Figure 2.

Quantifying transcription and translation of a1 transcripts from HMR T7pro::a1. (A) A schematic of T7pro::a1 at HMR in comparison to wild-type HMRa1. Twenty bp of the T7 minimal optimum promoter (Ujvári and Martin 1997) replaced the region between a2 and 5 bp upstream of the initiation codon for a1 at HMR. The schematic of the 2 μ plasmid (pJR3207) carrying the nuclear localization signal–enhanced T7 RNA polymerase gene is also shown. (B) Protein immunoblot of T7 RNA polymerase protein levels before and upon galactose induction in CSM-leu medium. Pgk1 levels served as a loading control. (C) Quantitation of a1 transcripts as determined by qRT-PCR of wild-type a1 and T7pro::a1 at HMR in SIR4 and sir4∆, with or without T7 RNA polymerase. All a1 expression values were normalized to ACT1 mRNA from the same sample, and that ratio was further normalized to the a1/ACT1 mRNA ratio in HMRa1 sir4∆ strains grown in glucose.

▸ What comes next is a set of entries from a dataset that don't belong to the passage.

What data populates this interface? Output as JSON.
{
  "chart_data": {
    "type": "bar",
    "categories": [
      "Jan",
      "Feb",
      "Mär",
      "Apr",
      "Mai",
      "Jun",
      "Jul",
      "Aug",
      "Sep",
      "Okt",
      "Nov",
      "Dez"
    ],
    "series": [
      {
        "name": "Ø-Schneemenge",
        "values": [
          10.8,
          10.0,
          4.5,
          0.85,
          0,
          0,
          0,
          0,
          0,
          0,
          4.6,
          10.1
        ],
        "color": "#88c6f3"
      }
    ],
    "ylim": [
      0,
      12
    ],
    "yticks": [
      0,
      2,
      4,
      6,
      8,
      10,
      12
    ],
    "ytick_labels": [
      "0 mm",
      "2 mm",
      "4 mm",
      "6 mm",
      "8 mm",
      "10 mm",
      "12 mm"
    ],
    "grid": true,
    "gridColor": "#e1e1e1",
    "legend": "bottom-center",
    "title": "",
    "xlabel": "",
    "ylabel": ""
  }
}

All cultures were seeded from saturated overnight growth in the indicated media. cDNA synthesis was primed using random hexamers. Each bar represents the average and SE of three biological replicates. (D) Diagram of strain genotypes used to test possible translation of a1 transcripts made by T7 RNA polymerase. The top line shows a diploid whose only source of a1 mRNA would be transcribed from T7pro::a1 by T7 RNA polymerase. The bottom line shows an isogenic control diploid with a source of wild-type a1 mRNA at HMR. Ten mM nicotinamide was used to derepress HML and HMR and allow for expression of mating-type information normally silenced by Sir proteins. Sporulation requires both a1 and α2 proteins and the formation of a heterodimer to proceed. Sporulation efficiency was measured as a percentage of cells that formed tetrads.